(American/Philadelphia, 1796-1865, active New Orleans early 1820s)
"William J. Burns (b. 1779)", 1824
oil on canvas
according to typewritten note en verso "Prior to relining, dated and inscribed to Wm. J. Burns Esq. My savior in New Orleans - J. Neagle 1824".
In an antique giltwood frame.
30" x 25", framed 37" x 32"
Provenance: Collection of Gretchen and Alonzo Lansford, former director Delgado Museum of Art, 1948-1957 (now New Orleans Museum of Art); Neal Auction Company, June 11, 2005, lot 569; Estate of Dr. Carroll Ball, Jackson, Mississippi.
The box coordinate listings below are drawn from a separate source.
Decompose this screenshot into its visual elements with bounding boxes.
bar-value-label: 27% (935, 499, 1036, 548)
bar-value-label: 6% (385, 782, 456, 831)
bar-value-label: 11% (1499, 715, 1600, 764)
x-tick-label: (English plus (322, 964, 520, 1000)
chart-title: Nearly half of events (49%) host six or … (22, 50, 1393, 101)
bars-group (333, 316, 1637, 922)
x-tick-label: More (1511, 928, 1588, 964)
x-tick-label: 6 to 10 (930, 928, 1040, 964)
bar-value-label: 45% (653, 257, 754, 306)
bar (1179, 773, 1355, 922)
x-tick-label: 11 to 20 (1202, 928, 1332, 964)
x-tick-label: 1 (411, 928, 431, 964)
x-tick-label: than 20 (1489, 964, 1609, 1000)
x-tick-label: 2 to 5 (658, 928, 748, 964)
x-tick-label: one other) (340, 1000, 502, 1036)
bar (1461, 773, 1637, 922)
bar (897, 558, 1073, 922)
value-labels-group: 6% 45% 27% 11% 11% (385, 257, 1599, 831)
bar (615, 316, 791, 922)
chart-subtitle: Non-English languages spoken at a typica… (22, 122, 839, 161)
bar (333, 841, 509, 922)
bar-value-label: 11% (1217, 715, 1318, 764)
Literature: Fitzgerald, Thomas. "John Neagle, the Artist". Lippincott's Magazine 5:1 (May 1868).
Dunlap, William. History of the Rise and Progress of the Arts of Design in the United States, vol. II. New York: G.P. Scott & Co., 1834, pp. 372-377.
Notes: While the identity of William J. Burns of Frankfort, Kentucky remains elusive, the circumstances of Neagle's portrait of him is well-documented. William Dunlap's 1834 History of the Rise and Progress of the Arts of Design in the United States includes a biography Neagle peppered with anecdotes from the artist himself, who assisted Dunlap with the work, providing much information on Neagle's mentors, Gilbert Stuart and Thomas Sully. Dunlap records Neagle's ill-fated journeyman trip to Lexington, Kentucky in 1818, where he was dumbfounded to find a very accomplished portraitist - Matthew Harris Jouett (1788-1827) - already in residence. He decided to travel downriver to New Orleans, but was depleted of finances. Says Dunlap: "The young painter in this dilemma was accosted by one who had known him in Philadelphia, and finding that he was awkwardly situated, frankly offered him assistance. The offer of the loan of a few dollars was accepted, and the youth once more afloat, was wafted with the current towards the great commercial emporium of the west." In a footnote, he adds: "The name of this friend was Burn, and the painter afterward presented him with his portrait, probably of $100 price, for the three dollars then lent him".
In 1868, two years after Neagle's death, Philadelphia-based Lippincott's magazine published a lengthy memorial of the artist by Thomas Fitzgerald, and it adds much color to the meeting between Neagle and Burns:
While waiting for the stage [at Frankfort] he was accosted by a townsman named Joseph Burns, saying: "Is this not John Neagle, of Philadelphia?"
"My name is Neagle, sir," was the reply.
"Which way are you going?" asked Burns.
"I hardly know," said Neagle; "but I had some thought of trying to make my way to New Orleans."
"God bless you! I am going the same way. Meeting a man from Philadelphia is like meeting a friend. We will go together!"
Fitzgerald recounts the rest of Neagle's voyage with the flamboyant, avuncular Burns ("Cheer up, my boy, for I am loaded with money!"), noting that the latter was annoyed when Neagle sold some of his wardrobe to the ship's captain and that "on their arrival in New Orleans, Burns procured a dozen portraits for Neagle to paint".